We are hopeful that targeting TIM-3 will achieve better results than what we have seen with the traditional checkpoints. Activating or reactivating antitumor immunity may be an effective treatment component, and I agree that we need a sophisticated analysis of that immune environment to better understand the patient population that would most likely benefit from these therapies.
An interesting related observation is from the clinical trial in MDS/AML evaluating flotetuzumab (a CD123 x CD3 bispecific dual antigen retargeting antibody) as salvage therapy: the patients who benefited the most were those who were most refractory to chemotherapy. Furthermore, there are data suggesting that chemotherapy refractoriness is associated with a particular immune signature. Therefore, identifying the immune phenotype of the microenvironment may help identify patients who could benefit from stimulating that T-cell infiltrate.

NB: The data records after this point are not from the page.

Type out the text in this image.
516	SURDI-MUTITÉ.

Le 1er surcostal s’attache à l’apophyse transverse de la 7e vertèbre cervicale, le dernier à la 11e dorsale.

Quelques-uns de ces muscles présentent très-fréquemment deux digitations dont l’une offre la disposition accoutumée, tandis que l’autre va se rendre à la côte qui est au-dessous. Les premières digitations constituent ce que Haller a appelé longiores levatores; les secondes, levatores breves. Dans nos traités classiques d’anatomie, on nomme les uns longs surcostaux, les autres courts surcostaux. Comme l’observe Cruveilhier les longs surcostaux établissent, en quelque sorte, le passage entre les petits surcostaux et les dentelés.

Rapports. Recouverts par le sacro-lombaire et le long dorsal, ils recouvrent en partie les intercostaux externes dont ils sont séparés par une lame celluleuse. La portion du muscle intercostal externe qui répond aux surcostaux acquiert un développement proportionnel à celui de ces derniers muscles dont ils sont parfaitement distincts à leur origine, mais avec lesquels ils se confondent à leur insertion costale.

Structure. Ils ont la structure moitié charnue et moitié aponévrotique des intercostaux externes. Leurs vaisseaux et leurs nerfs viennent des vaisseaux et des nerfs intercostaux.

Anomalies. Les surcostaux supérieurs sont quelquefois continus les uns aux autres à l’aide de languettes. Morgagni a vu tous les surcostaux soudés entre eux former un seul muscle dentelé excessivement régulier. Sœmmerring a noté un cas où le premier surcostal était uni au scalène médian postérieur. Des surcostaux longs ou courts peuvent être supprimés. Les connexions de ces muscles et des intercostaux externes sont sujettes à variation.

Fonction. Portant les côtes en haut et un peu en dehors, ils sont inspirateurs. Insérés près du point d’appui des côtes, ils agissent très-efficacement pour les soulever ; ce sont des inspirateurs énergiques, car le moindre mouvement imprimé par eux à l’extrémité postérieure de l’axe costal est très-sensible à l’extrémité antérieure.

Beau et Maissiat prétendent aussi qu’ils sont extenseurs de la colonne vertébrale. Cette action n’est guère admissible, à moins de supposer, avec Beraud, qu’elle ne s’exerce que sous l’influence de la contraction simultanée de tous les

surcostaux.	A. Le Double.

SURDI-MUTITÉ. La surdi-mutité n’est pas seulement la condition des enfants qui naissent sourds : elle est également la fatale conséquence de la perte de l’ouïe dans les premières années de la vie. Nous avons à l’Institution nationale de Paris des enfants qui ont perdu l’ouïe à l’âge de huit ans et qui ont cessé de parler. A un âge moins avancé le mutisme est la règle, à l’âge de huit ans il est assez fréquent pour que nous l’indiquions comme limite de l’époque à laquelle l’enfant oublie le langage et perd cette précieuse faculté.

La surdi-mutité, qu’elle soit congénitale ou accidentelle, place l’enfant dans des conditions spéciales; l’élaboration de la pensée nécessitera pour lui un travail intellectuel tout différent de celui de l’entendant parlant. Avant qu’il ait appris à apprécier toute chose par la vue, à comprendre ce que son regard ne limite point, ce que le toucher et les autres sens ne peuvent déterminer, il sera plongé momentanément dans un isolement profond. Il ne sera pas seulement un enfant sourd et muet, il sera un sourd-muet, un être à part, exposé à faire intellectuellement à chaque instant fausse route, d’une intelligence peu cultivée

And, although we have had success recently with small molecules in AML, I think that it is helpful to take a step back to examine that success. For instance, in targeting FLT3 mutations, while we have seen a doubling of complete response and overall response rates with gilteritinib vs chemotherapy (10% vs 20% and 20% vs 40%, respectively), survival rates at 2 years were poor in both treatment groups. These data suggest that, while we seem to change the disease course to some degree, these agents are not disease modifying so as to put the disease into such a deep remission that we will not need other therapies. We have seen relatively high response rates in small cohorts of patients with MDS with IDH1 or IDH2 mutations who are given enasidenib or ivosidenib, respectively. However, if we want to be successful across the spectrum of the disease, it will require a deeper understanding of what is truly driving that leukemic stem cell. I envision that, at some point, we will be using a combination of targeted therapies and immunomodulation to treat patients.